The gay activist David Mixner and Senator Joe Lieberman died last month at the ages of 77 and 82, respectively, and were it not for the coincident timing of their passing, I would have no reason to reflect collectively upon their legacies. Biographically, ideologically and temperamentally, they were very different men, and to my knowledge, never interacted. But I was fortunate to know them both, and after attending their funerals last week, I’ve come to appreciate some important qualities they shared.

In the summer of 1993, Mr. Mixner was at the height of his political influence. An old friend, Bill Clinton, was occupying the White House. In April, Mr. Mixner spoke to an estimated one million people assembled on the National Mall for the March on Washington for Lesbian, Gay and Bi-Equal Rights and Liberation. And the next month, he featured prominently in a Vanity Fair spread celebrating America’s “new gay power elite.”

As would become evident once Mr. Clinton reneged on a promise to repeal the ban on gay people serving in the armed forces, however, the trappings of power were not what attracted Mr. Mixner to politics. Even before Mr. Clinton entered the White House, military leaders had expressed strong support for the ban, and the administration eventually agreed to a compromise allowing gays to serve provided they kept their sexual orientation secret, a policy known as “Don’t Ask, Don’t Tell.”

Mr.
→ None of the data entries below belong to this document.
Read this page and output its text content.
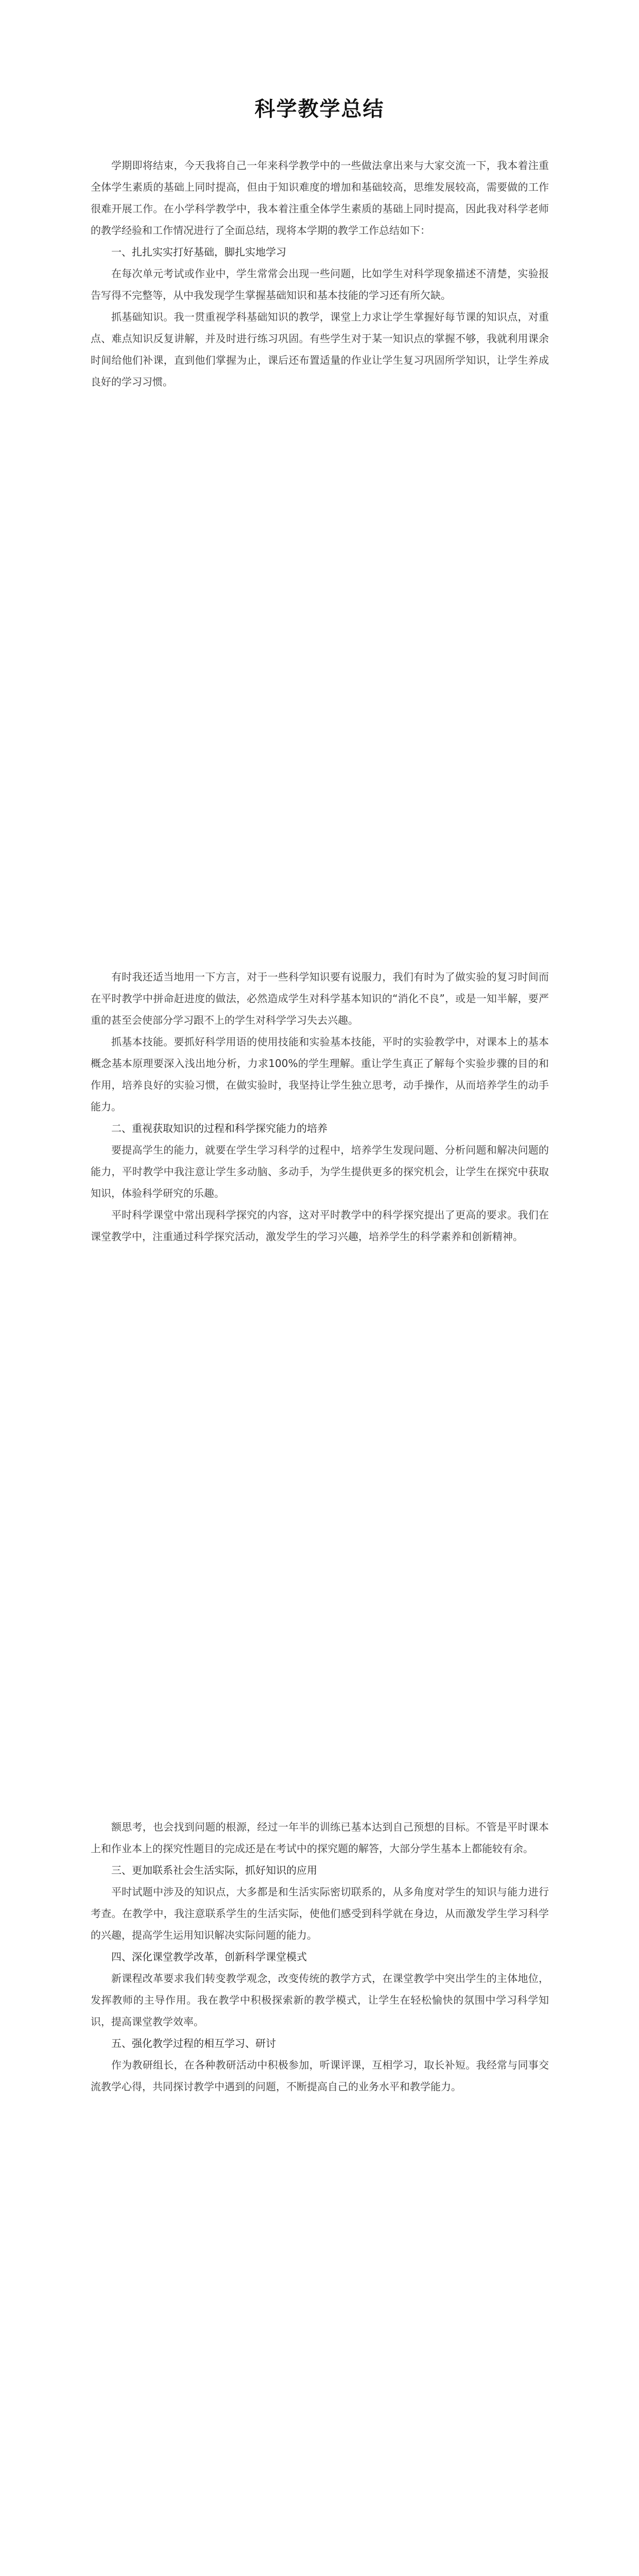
科学教学总结

学期即将结束，今天我将自己一年来科学教学中的一些做法拿出来与大家交流一下，我本着注重全体学生素质的基础上同时提高，但由于知识难度的增加和基础较高，思维发展较高，需要做的工作很难开展工作。在小学科学教学中，我本着注重全体学生素质的基础上同时提高，因此我对科学老师的教学经验和工作情况进行了全面总结，现将本学期的教学工作总结如下：

一、扎扎实实打好基础，脚扎实地学习

在每次单元考试或作业中，学生常常会出现一些问题，比如学生对科学现象描述不清楚，实验报告写得不完整等，从中我发现学生掌握基础知识和基本技能的学习还有所欠缺。

抓基础知识。我一贯重视学科基础知识的教学，课堂上力求让学生掌握好每节课的知识点，对重点、难点知识反复讲解，并及时进行练习巩固。有些学生对于某一知识点的掌握不够，我就利用课余时间给他们补课，直到他们掌握为止，课后还布置适量的作业让学生复习巩固所学知识，让学生养成良好的学习习惯。

有时我还适当地用一下方言，对于一些科学知识要有说服力，我们有时为了做实验的复习时间而在平时教学中拼命赶进度的做法，必然造成学生对科学基本知识的“消化不良”，或是一知半解，要严重的甚至会使部分学习跟不上的学生对科学学习失去兴趣。

抓基本技能。要抓好科学用语的使用技能和实验基本技能，平时的实验教学中，对课本上的基本概念基本原理要深入浅出地分析，力求100%的学生理解。重让学生真正了解每个实验步骤的目的和作用，培养良好的实验习惯，在做实验时，我坚持让学生独立思考，动手操作，从而培养学生的动手能力。

二、重视获取知识的过程和科学探究能力的培养

要提高学生的能力，就要在学生学习科学的过程中，培养学生发现问题、分析问题和解决问题的能力，平时教学中我注意让学生多动脑、多动手，为学生提供更多的探究机会，让学生在探究中获取知识，体验科学研究的乐趣。

平时科学课堂中常出现科学探究的内容，这对平时教学中的科学探究提出了更高的要求。我们在课堂教学中，注重通过科学探究活动，激发学生的学习兴趣，培养学生的科学素养和创新精神。

额思考，也会找到问题的根源，经过一年半的训练已基本达到自己预想的目标。不管是平时课本上和作业本上的探究性题目的完成还是在考试中的探究题的解答，大部分学生基本上都能较有余。

三、更加联系社会生活实际，抓好知识的应用

平时试题中涉及的知识点，大多都是和生活实际密切联系的，从多角度对学生的知识与能力进行考查。在教学中，我注意联系学生的生活实际，使他们感受到科学就在身边，从而激发学生学习科学的兴趣，提高学生运用知识解决实际问题的能力。

四、深化课堂教学改革，创新科学课堂模式

新课程改革要求我们转变教学观念，改变传统的教学方式，在课堂教学中突出学生的主体地位，发挥教师的主导作用。我在教学中积极探索新的教学模式，让学生在轻松愉快的氛围中学习科学知识，提高课堂教学效率。

五、强化教学过程的相互学习、研讨

作为教研组长，在各种教研活动中积极参加，听课评课，互相学习，取长补短。我经常与同事交流教学心得，共同探讨教学中遇到的问题，不断提高自己的业务水平和教学能力。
Mixner did not limit his displeasure with Mr. Clinton to words, leading a protest at the White House in which he was arrested along with 28 other people. “I just have to do what is right,” Mr. Mixner said.

Though he would later reconcile with Mr. Clinton, Mr. Mixner paid a heavy cost for his fidelity to principle. “In 24 hours, every one of my clients canceled,” he told me in 2019 of the business consultancy he operated alongside his political activities. To pay his rent, Mr. Mixner pawned old watches.

In 2006, Senator Lieberman faced a similar conundrum. Only six years earlier, he had made history as the first Jew to appear on a major party presidential ticket when Vice President Al Gore chose him as his running mate. But Mr. Lieberman’s refusal to join other Democrats in condemning the Iraq war, which most of his Senate colleagues had initially supported, infuriated the party’s left-wing base, fueling a primary challenge to his re-election bid by the antiwar scion of a prominent family, Ned Lamont.